The walls are gray at the hospital. And the corridors long and never ending. Doctors and nurses in coats of white rush around with expressionless faces and forced smiles. Another appointment, another long wait in the waiting room filled with magazines and latest fashion tips for the modern woman. But the wait was worth it.
The black and white image of the echograph appeared on the screen in front. Like an abstract Picasso at first, it was difficult to make out what it was. As the doctor moved the stick around on the bloated belly of my friend, the image on the screen flowed and changed shape like raindrops on a window. And there it was…or rather, there he was. A big head, a silhouette of the side of his head, with visible round cheeks, button nose, pouted little lips. He moved his head in little movements, and his fingers were equally little. As we spied on him, I wondered whether he knew someone was watching him, admiring him. For he was beautiful, so little and fragile, yet so full of life. I wondered whether he realised that we know his like of sucking on his little thumb. I wondered whether he knew that that cord brushing against his little face was the lifeline connecting him with his mother, a cord that will soon be cut, but never, even after birth, be severed. A little life, in its purest and most innocent form, bathed in a pool of warmth and in the embrace of a mother’s insides.
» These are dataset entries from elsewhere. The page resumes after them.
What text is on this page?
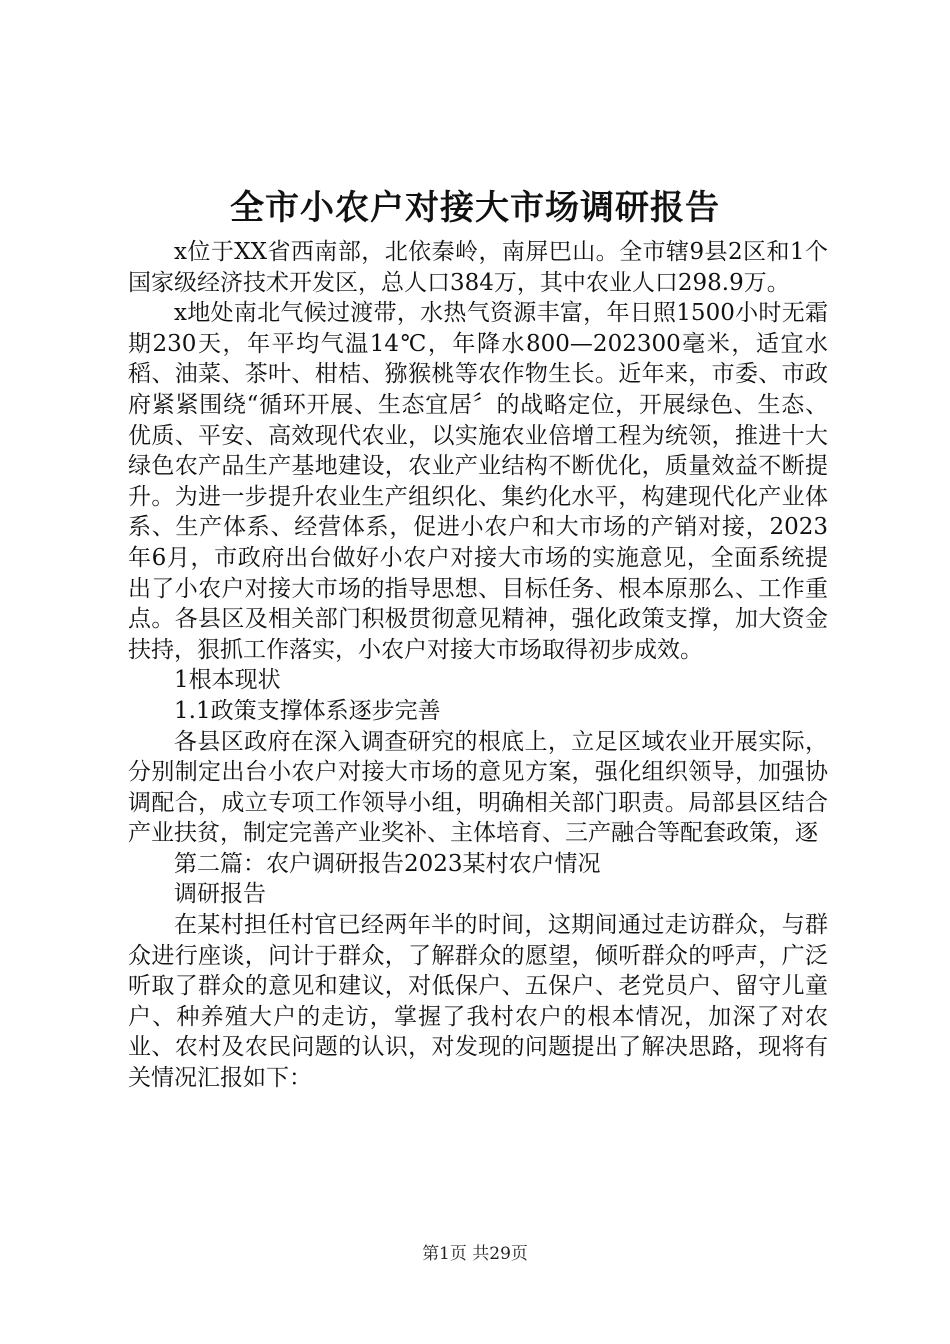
全市小农户对接大市场调研报告

x位于XX省西南部，北依秦岭，南屏巴山。全市辖9县2区和1个国家级经济技术开发区，总人口384万，其中农业人口298.9万。

x地处南北气候过渡带，水热气资源丰富，年日照1500小时无霜期230天，年平均气温14℃，年降水800—202300毫米，适宜水稻、油菜、茶叶、柑桔、猕猴桃等农作物生长。近年来，市委、市政府紧紧围绕“循环开展、生态宜居〞的战略定位，开展绿色、生态、优质、平安、高效现代农业，以实施农业倍增工程为统领，推进十大绿色农产品生产基地建设，农业产业结构不断优化，质量效益不断提升。为进一步提升农业生产组织化、集约化水平，构建现代化产业体系、生产体系、经营体系，促进小农户和大市场的产销对接，2023年6月，市政府出台做好小农户对接大市场的实施意见，全面系统提出了小农户对接大市场的指导思想、目标任务、根本原那么、工作重点。各县区及相关部门积极贯彻意见精神，强化政策支撑，加大资金扶持，狠抓工作落实，小农户对接大市场取得初步成效。

1根本现状

1.1政策支撑体系逐步完善

各县区政府在深入调查研究的根底上，立足区域农业开展实际，分别制定出台小农户对接大市场的意见方案，强化组织领导，加强协调配合，成立专项工作领导小组，明确相关部门职责。局部县区结合产业扶贫，制定完善产业奖补、主体培育、三产融合等配套政策，逐

第二篇：农户调研报告2023某村农户情况

调研报告

在某村担任村官已经两年半的时间，这期间通过走访群众，与群众进行座谈，问计于群众，了解群众的愿望，倾听群众的呼声，广泛听取了群众的意见和建议，对低保户、五保户、老党员户、留守儿童户、种养殖大户的走访，掌握了我村农户的根本情况，加深了对农业、农村及农民问题的认识，对发现的问题提出了解决思路，现将有关情况汇报如下：

第1页 共29页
The doctor moved the echo stick around a bit more. And a thumping, pumping device came into view. It contracted and expanded, with regular and precise motion. Immediately I realised it was the little heart of the little baby. But as I watched the ventricles open and close, frown and release again, I was memorised by it. Such power, such determination! And this all from a being so small. Everything seems to be well. His life signs, his organ development, and activities are healthy and vibrant. In fact a little too well, as the 32 week old baby is a little overweight. But no matter, for soon he will greet the world, and see the first rays of the sun, after which he has been named.
Outside, it has not been so sunny. Already one week in Strasbourg, and it’s been rainy almost every single day. When the rain left, dense gray clouds stuffed the skies. And though leaves are beginning to shoot on the ends of barren branches, and swans already readying their nests for the new-coming brood, the weather is still chilly, and wet.
But sunny days will come soon. That I’m sure of.